Non siamo vittime, non siamo migliori degli altri.

Ora che il Paese sta ripartendo è necessario che lo Stato si faccia trovare pronto e all’altezza della sfida appena iniziata.
Non saranno ammessi ritardi causati da un sistema storicamente inadeguato, per una burocrazia antistorica e, soprattutto, anticittadini.
Ripartire dopo una crisi di portata planetaria non è compatibile con normative capziose, procedure contorte ma, paradossalmente, non è compatibile con l’assenza di controlli, malattia cronica di un Paese in forte ritardo sulla modernizzazione delle infrastrutture in generale e afflitto da una corruzione fuori scala. Un coacervo di codici, codicilli, regolamenti e circolari bloccano ogni iniziativa, comportando ritardi e storture. Un sistema malato che favorisce solo i disonesti e la criminalità, che sanno della pochezza strutturale dei sistemi di controllo.
Non siamo i migliori, non siamo la culla del diritto siamo semplicemente un Paese arretrato dove “la legge è uguale per tutti” è soltanto un bel motto da esporre nelle aule dei palazzi di giustizia. Siamo unici nel confondere le idee alla gente, nell’applicare e nel disapplicare a corrente alternata norme e regolamenti. Ciò che è legittimo oggi, improvvisamente non lo è più domani e viceversa.

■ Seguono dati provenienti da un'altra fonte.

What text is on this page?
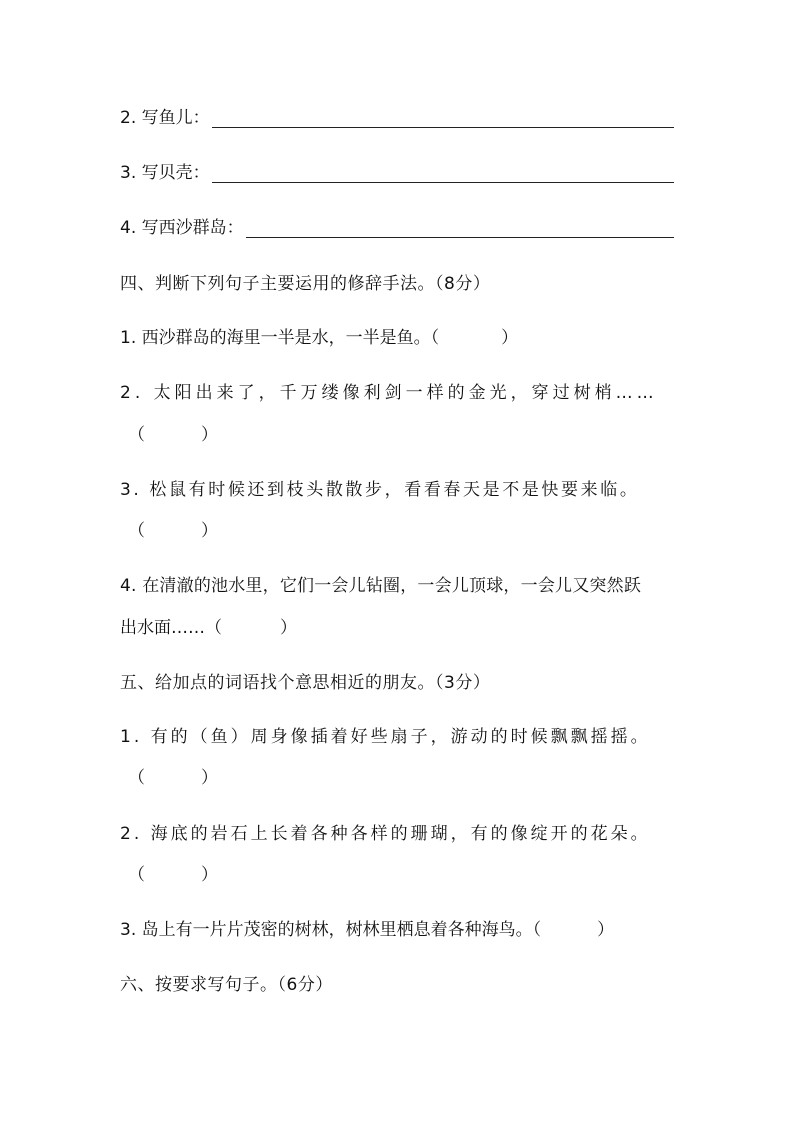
2. 写鱼儿：
3. 写贝壳：
4. 写西沙群岛：
四、判断下列句子主要运用的修辞手法。（8分）
1. 西沙群岛的海里一半是水，一半是鱼。（	）
2. 太阳出来了，千万缕像利剑一样的金光，穿过树梢……
（	）
3. 松鼠有时候还到枝头散散步，看看春天是不是快要来临。
（	）
4. 在清澈的池水里，它们一会儿钻圈，一会儿顶球，一会儿又突然跃
出水面……（	）
五、给加点的词语找个意思相近的朋友。（3分）
1. 有的（鱼）周身像插着好些扇子，游动的时候飘飘摇摇。
（	）
2. 海底的岩石上长着各种各样的珊瑚，有的像绽开的花朵。
（	）
3. 岛上有一片片茂密的树林，树林里栖息着各种海鸟。（	）
六、按要求写句子。（6分）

Un Paese senza certezze dominato dal principio dell’interpretazione della norma. In questo contesto di tutti perennemente in bilico, solo la criminalità si espande, mentre gli onesti si barcamenano tra documenti, firme, timbri, autorizzazioni, affrontando una selva di uffici competenti ognuno per qualcosa che è indispensabile rispetto al tutto. Neppure l’emergenza di una esiziale pandemia scuote questo immenso labirinto del non diritto. Proprio ora, che si parla di risorse consistenti che lo Stato metterebbe a disposizione del Paese per ripartire, si dovrebbe dare un taglio consistente a questa burofantocrazia. Un mostro che frustra ogni iniziativa e che rischia di far sparire, nelle sue sabbie mobili, tutti i buoni propositi del Governo. Burocrazia e criminalità sono complementari e se non si attuano urgentemente provvedimenti di razionalizzazione nell’ambito delle competenze, il Paese non solo non ripartirà ma soccomberà.
Da Sindaco mi rendo conto ancora di più della straordinaria necessità di riformare, adesso non domani, il Paese. Potrei parlare di cose avvenute ora che fanno sorridere amaramente, dando la dimensione di questa follia che affligge l’Italia, ma lo farò successivamente in modo specifico. Resta il fatto che ti dicono fate presto e poi ti frenano con iniziative che lasciano allibiti.
Siamo un Paese gravemente malato, un Paese che non si fida e, così, apriamo immense autostrade all’illegalità.
Non siamo la Germania, non siamo l’Olanda ma, in assoluto, non siamo un Paese moderno.
Però vogliamo essere i primi.
Una politica malata ci racconta che l’Europa ce l’ha con noi, il mondo ce l’ha con noi e che l’Italia è una povera vittima.
Penso che sarebbe il caso di domandarci tutti se siamo davvero all’altezza di poterci confrontare con i Paesi più avanzati. Se il nostro sistema sia in grado di competere con quelli delle grandi potenze mondiali. No, non lo siamo.
Per favore, uccidete adesso la burocrazia inutile, sopprimete ora enti e direzioni che non servono. Semplificate in questo momento le procedure e rafforzate i controlli. Questa è l’unica strada per cambiare il presente e ripartire velocemente per un futuro migliore.